Jackson will have a decent pool of choices, which will include veterans like Randy Foye, Brandon Jennings, Greivis Vasquez, Jarrett Jack, Seth Curry, Aaron Brooks and Ramon Sessions, to name a few.

But reserve point guard is just the beginning, as the Knicks will have to decide on whether to re-sign restricted free-agent backups like forwards Lance Thomas and Derrick Williams, center Kevin Seraphin and combo-guard Langston Galloway.
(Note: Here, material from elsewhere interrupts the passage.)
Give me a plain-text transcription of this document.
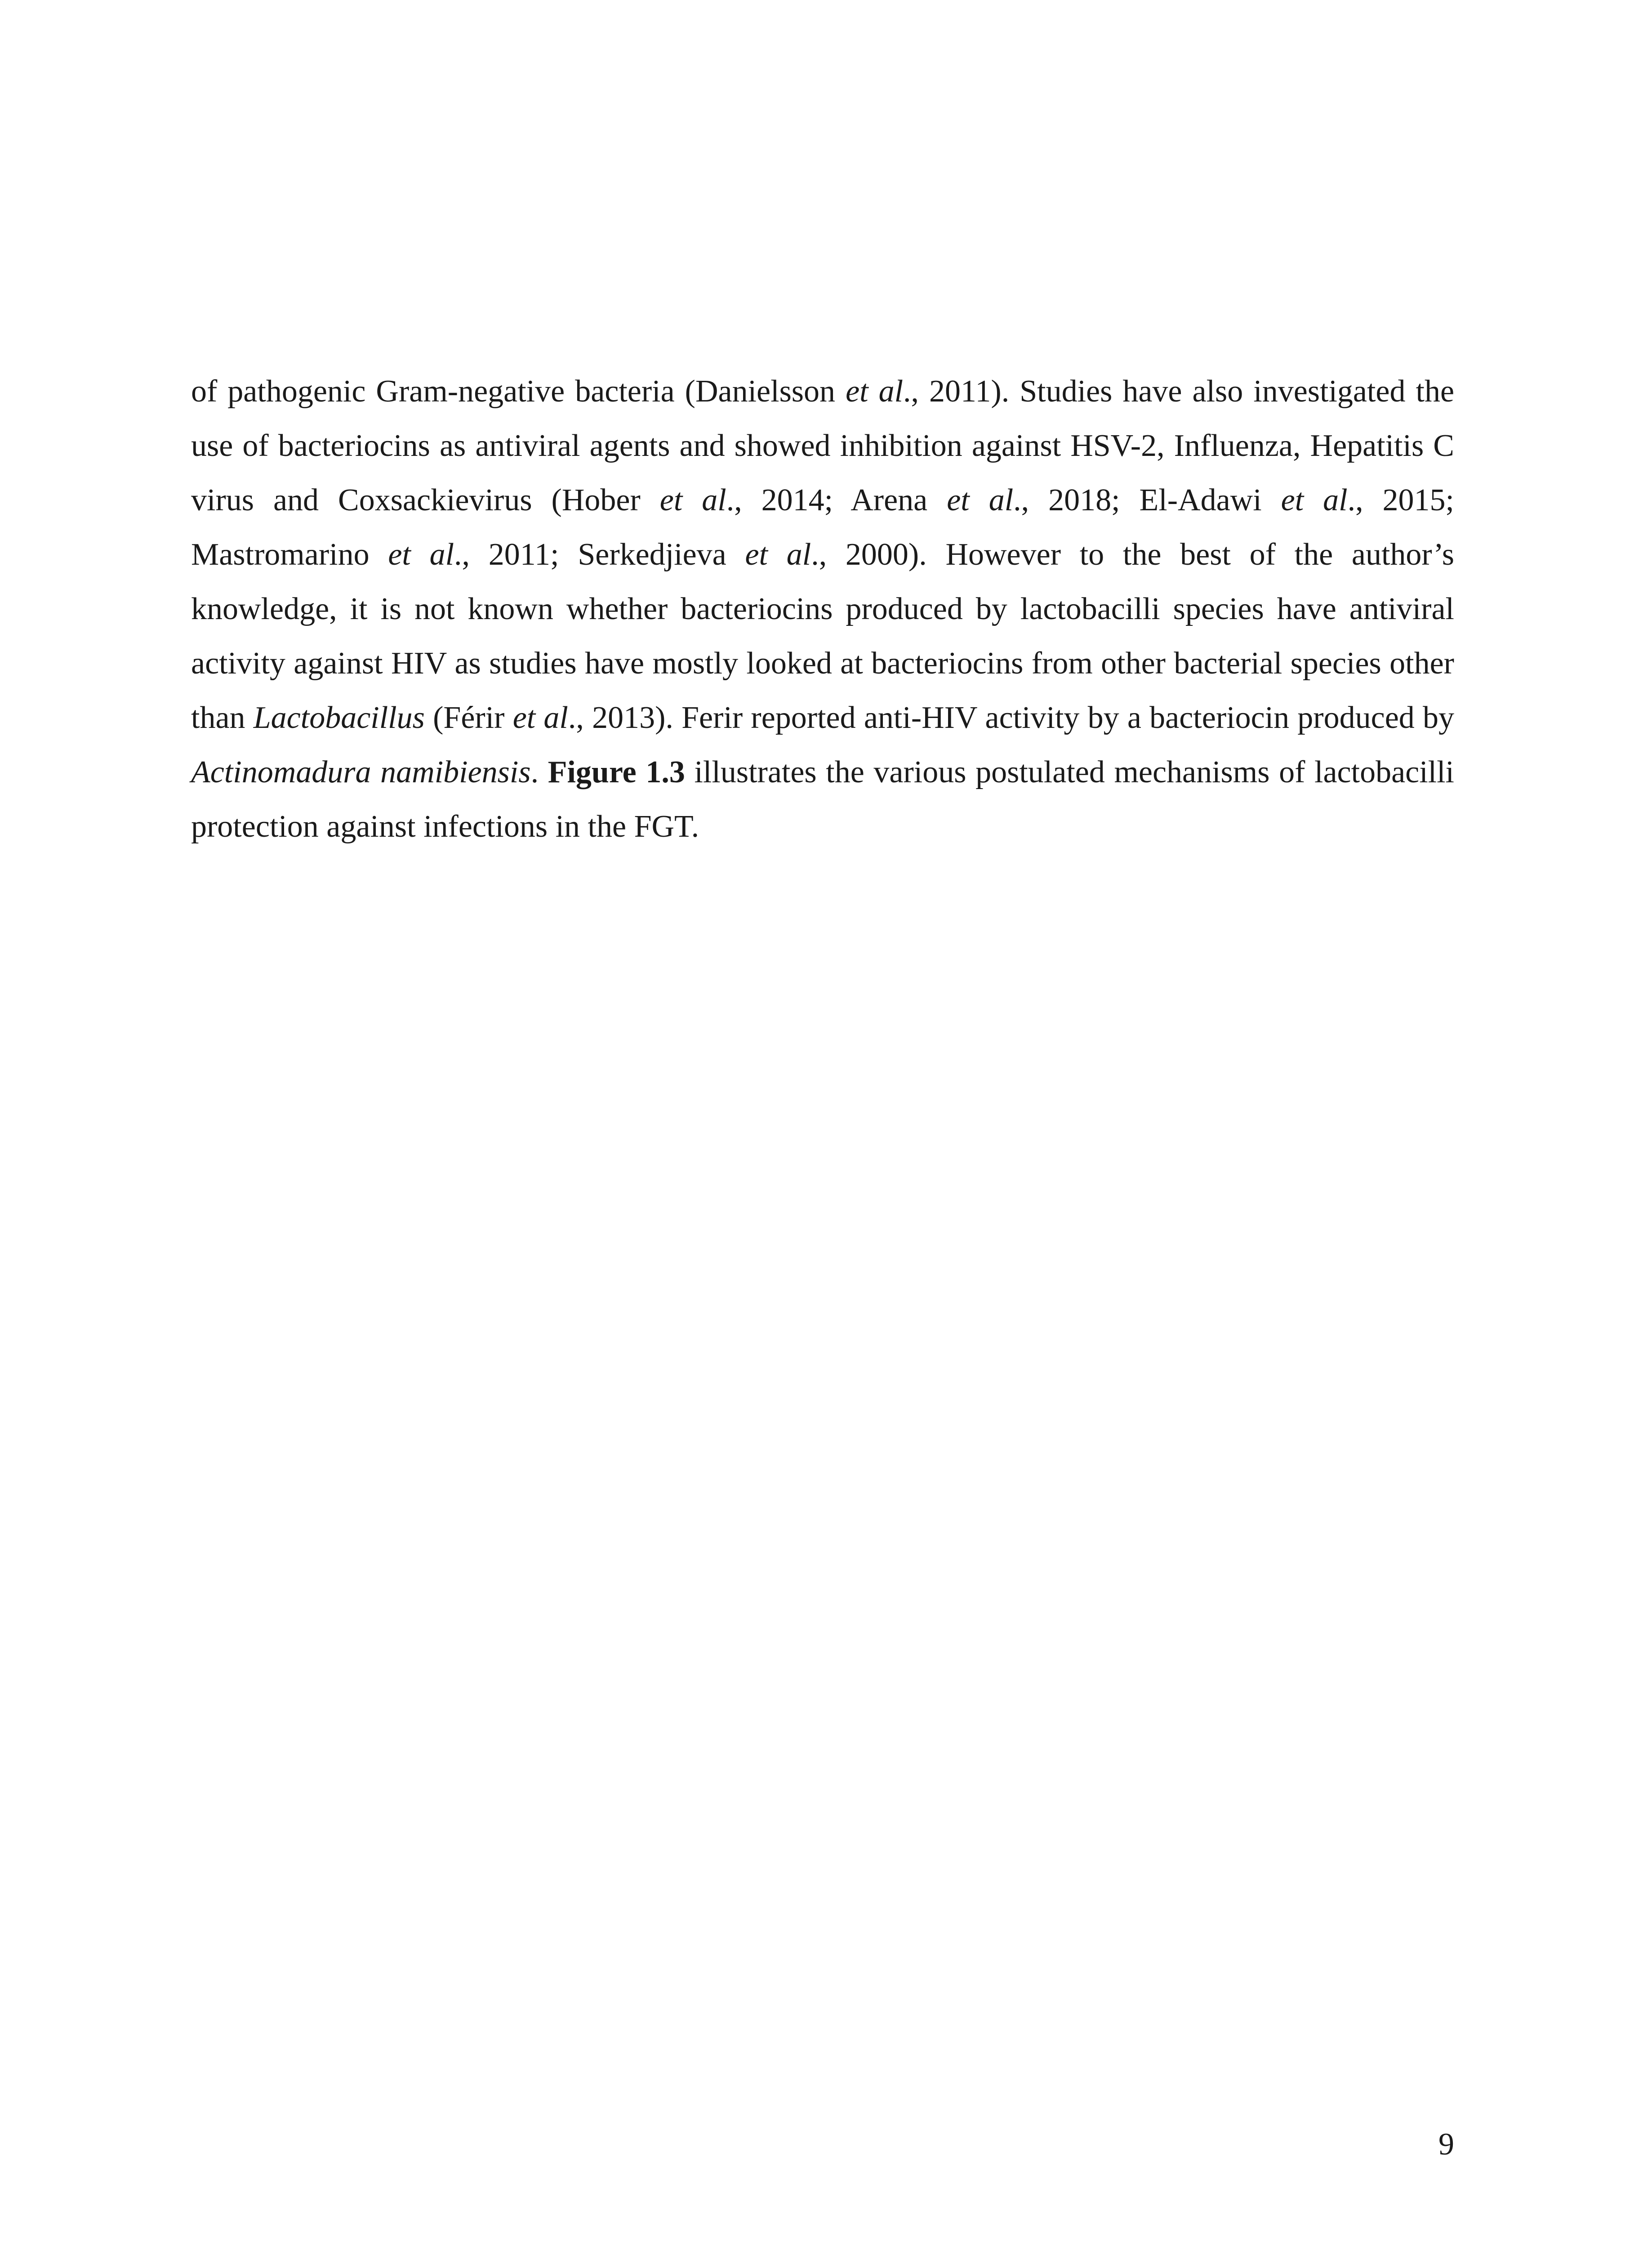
of pathogenic Gram-negative bacteria (Danielsson et al., 2011). Studies have also investigated the use of bacteriocins as antiviral agents and showed inhibition against HSV-2, Influenza, Hepatitis C virus and Coxsackievirus (Hober et al., 2014; Arena et al., 2018; El-Adawi et al., 2015; Mastromarino et al., 2011; Serkedjieva et al., 2000). However to the best of the author’s knowledge, it is not known whether bacteriocins produced by lactobacilli species have antiviral activity against HIV as studies have mostly looked at bacteriocins from other bacterial species other than Lactobacillus (Férir et al., 2013). Ferir reported anti-HIV activity by a bacteriocin produced by Actinomadura namibiensis. Figure 1.3 illustrates the various postulated mechanisms of lactobacilli protection against infections in the FGT.

9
New York will have to make cost-effective decisions soon, which is why they’ve initially put cap holds on those holdovers. They’ll be able to sign some once they hit the new cap ceiling, as a team is allowed to go over its salary cap to sign their own restricted free agents. But for someone like Williams, who may attract multiple suitors, the team may be best to renounce his rights, because they may not be able to afford his new pact anyway as they don’t have his Bird rights.
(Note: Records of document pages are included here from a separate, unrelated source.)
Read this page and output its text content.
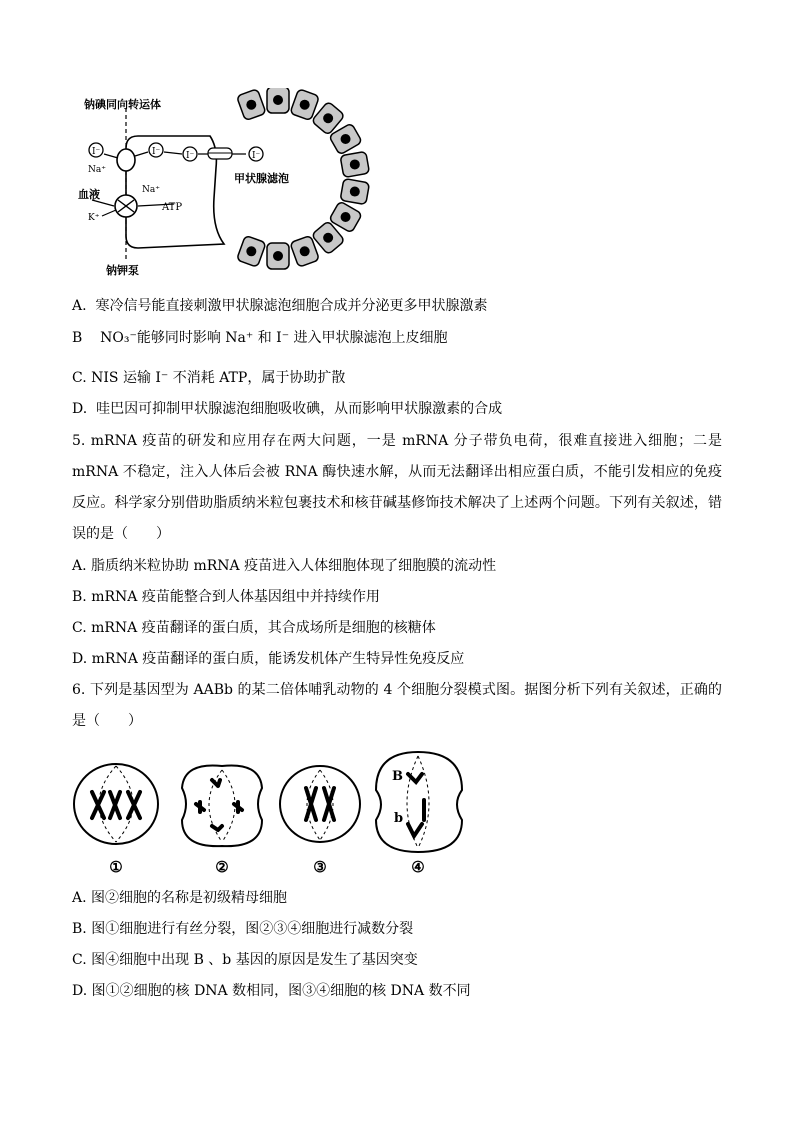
I⁻	I⁻	I⁻	I⁻
钠碘同向转运体
Na⁺
Na⁺
血液
K⁺
ATP
甲状腺滤泡
钠钾泵
A. 寒冷信号能直接刺激甲状腺滤泡细胞合成并分泌更多甲状腺激素
B NO₃⁻能够同时影响 Na⁺ 和 I⁻ 进入甲状腺滤泡上皮细胞
C. NIS 运输 I⁻ 不消耗 ATP，属于协助扩散
D. 哇巴因可抑制甲状腺滤泡细胞吸收碘，从而影响甲状腺激素的合成
5. mRNA 疫苗的研发和应用存在两大问题，一是 mRNA 分子带负电荷，很难直接进入细胞；二是 mRNA 不稳定，注入人体后会被 RNA 酶快速水解，从而无法翻译出相应蛋白质，不能引发相应的免疫反应。科学家分别借助脂质纳米粒包裹技术和核苷碱基修饰技术解决了上述两个问题。下列有关叙述，错误的是（　　）
A. 脂质纳米粒协助 mRNA 疫苗进入人体细胞体现了细胞膜的流动性
B. mRNA 疫苗能整合到人体基因组中并持续作用
C. mRNA 疫苗翻译的蛋白质，其合成场所是细胞的核糖体
D. mRNA 疫苗翻译的蛋白质，能诱发机体产生特异性免疫反应
6. 下列是基因型为 AABb 的某二倍体哺乳动物的 4 个细胞分裂模式图。据图分析下列有关叙述，正确的是（　　）
B
b
①	②	③	④
A. 图②细胞的名称是初级精母细胞
B. 图①细胞进行有丝分裂，图②③④细胞进行减数分裂
C. 图④细胞中出现 B 、b 基因的原因是发生了基因突变
D. 图①②细胞的核 DNA 数相同，图③④细胞的核 DNA 数不同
Jackson said he’s aware of their cap and roster situation, but feels he still has the flexibility to round out his squad and field a competitive team.

“We have people we are considering,” he said from Orlando during Summer League action, while also acknowledging they’re on a limited budget. “We are appealing to people’s better interest that we’re a team on the move. I think that helps. … We’re always trying to squeeze something extra out of it.”

Knicks notes:

  • All contracts can be officially signed once the NBA moratorium is lifted, Thursday.
  • The tax threshold will be $113.287 million, while the minimum team salary, which is set at 90 percent of the cap, is $84.729 million. The current collective bargaining agreement (CBA) allows three different mid-level exceptions (MLE), depending on a team’s salary level. The nontaxpayer MLE will be $5.628 million. The taxpayer MLE will be $3.47 million. And the MLE for a team under the salary cap will be $2.898 million.
  • Thomas reportedly has interest from the Los Angeles Clippers, Minnesota Timberwolves, New Orleans Pelicans and the Oklahoma City Thunder. The Knicks have his Bird rights, and the max they can give him is a starting salary of roughly $6 million per.
  • Jackson reasoned that in order to obtain more cap space, the Knicks could move a player or two. If there’s one veteran to keep an eye on, it’s big man Kyle O’Quinn, who will make $4 million next year.
  • New head coach Jeff Hornacek said whoever the team adds to fill out the bench, there won’t be any added pressure, thanks to his own Big Three of Rose, Carmelo Anthony and Kristaps Porzingis: “Hopefully the way our roster is shaping up, with those three guys, that we always have two of those guys on the court,” Hornacek said during a break in Summer League action. “It will take the pressure off of bench guys to make an open shot. You’re not going to be a real focus necessarily. So that always makes it easier for these guys to feel comfortable out there. If you’re trying to sub five guys in and have five bench guys as a group, it’ll probably be more difficult.”